Der prominenteste Vertreter dieser Richtung ist aber wohl der Schriftsteller und Träger des renommierten Georg-Büchner-Preises Martin Mosebach. Der große Erfolg seiner Abhandlung „Häresie der Formlosigkeit“ vor einem Jahrzehnt hat ihn wohl ermutigt, eine neue Aufsatzsammlung zum Thema Glaube und Kirche vorzulegen. Er stellt seine ultramontane Haltung, wie nicht anders zu erwarten, offensiv heraus. Die 16 Beiträge wurden zwischen 1995 und 2012 verfaßt und an verschiedenen Orten erstmals veröffentlicht. Die Erörterungen, die sich um den deutschen Papst drehen, bilden 2005 und in den folgenden Jahren einen Schwerpunkt des Bandes.

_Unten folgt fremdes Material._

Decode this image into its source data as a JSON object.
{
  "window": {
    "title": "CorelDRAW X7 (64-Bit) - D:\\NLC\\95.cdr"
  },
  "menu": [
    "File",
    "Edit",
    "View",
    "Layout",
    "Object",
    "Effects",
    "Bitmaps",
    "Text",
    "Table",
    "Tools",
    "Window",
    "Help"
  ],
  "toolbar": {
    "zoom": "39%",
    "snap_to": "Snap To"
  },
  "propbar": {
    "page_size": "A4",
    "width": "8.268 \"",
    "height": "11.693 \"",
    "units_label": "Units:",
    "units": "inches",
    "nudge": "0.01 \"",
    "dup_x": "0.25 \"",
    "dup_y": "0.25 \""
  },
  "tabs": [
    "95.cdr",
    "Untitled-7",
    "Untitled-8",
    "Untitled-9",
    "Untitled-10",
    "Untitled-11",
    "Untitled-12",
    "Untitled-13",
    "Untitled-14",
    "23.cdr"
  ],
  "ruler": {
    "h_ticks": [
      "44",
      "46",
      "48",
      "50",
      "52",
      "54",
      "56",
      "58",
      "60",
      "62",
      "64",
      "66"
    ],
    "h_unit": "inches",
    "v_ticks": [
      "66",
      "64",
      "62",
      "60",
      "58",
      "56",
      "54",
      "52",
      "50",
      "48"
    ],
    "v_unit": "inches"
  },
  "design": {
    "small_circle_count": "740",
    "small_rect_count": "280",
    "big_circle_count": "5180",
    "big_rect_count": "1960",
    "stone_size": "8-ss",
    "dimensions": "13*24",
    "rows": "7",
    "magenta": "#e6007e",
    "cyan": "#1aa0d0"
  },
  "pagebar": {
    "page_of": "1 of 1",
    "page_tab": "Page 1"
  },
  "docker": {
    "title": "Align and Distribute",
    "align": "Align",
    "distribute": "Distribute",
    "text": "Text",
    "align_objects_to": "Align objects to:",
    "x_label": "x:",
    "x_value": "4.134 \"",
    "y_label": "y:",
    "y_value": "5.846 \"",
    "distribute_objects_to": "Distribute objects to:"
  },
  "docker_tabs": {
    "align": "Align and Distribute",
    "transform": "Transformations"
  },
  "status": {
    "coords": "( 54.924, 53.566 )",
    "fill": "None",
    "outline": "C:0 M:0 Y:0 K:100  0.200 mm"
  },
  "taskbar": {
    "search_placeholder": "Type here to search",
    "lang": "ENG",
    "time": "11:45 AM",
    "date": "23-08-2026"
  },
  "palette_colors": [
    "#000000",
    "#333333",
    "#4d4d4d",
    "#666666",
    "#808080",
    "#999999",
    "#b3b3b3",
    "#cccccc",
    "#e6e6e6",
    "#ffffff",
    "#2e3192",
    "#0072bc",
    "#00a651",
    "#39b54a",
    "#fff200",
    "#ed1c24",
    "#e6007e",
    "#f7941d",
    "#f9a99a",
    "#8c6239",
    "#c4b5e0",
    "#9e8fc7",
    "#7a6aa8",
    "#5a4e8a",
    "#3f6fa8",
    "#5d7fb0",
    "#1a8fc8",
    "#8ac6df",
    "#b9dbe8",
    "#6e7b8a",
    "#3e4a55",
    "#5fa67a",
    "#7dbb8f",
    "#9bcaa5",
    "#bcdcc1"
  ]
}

Die größte Resonanz hat ein Diskussionspapier „Vom Wert des Verbietens“ hervorgerufen. Der ob seiner stilistischen Brillanz und literarischen Vielseitigkeit allseits gelobte Autor ist unfähig sich zu empören, wenn sich Moslems gegen die in westlichen Gesellschaften immer aggressivere Blasphemie zur Wehr setzen. Die Repräsentanten der christlichen Bekenntnisse schauen bei derartigen Angriffen, die nicht selten unter dem Deckmantel der Kunstfreiheit stattfinden, zumeist weg, ebenso die Justiz. Jedoch bietet die steigende Präsenz von Moslems eine Gewähr für die bleibende Aktualität des Widerstandes gegen Gotteslästerung, die kürzlich sogar anläßlich einer Tagung der Bayerischen Akademie der Schönen Künste debattiert wurde.

Auch die übrigen Essays sind lesenswert. Bereits die einleitenden Ausführungen verdeutlichen, daß eine rom- und papsttreue Gesinnung kein Indiz für eine hinterwäldlerische Einstellung darstellt, sondern öfter das geistige Rüstzeug bietet, sich totalitären und politisch-autoritären Zwängen zu entziehen. Historische Belege zur Verifizierung dieser Meinung liegen in größerer Zahl vor. Der Bogen läßt sich vom beherzten Widerstand etlicher deutscher Bischöfe in der ersten Hälfte des 19. Jahrhunderts gegen die Einführung der obligatorischen staatlichen Zivilehe in Preußen bis zur Ablehnung der romfeindlichen Agitation der Nationalsozialisten schlagen.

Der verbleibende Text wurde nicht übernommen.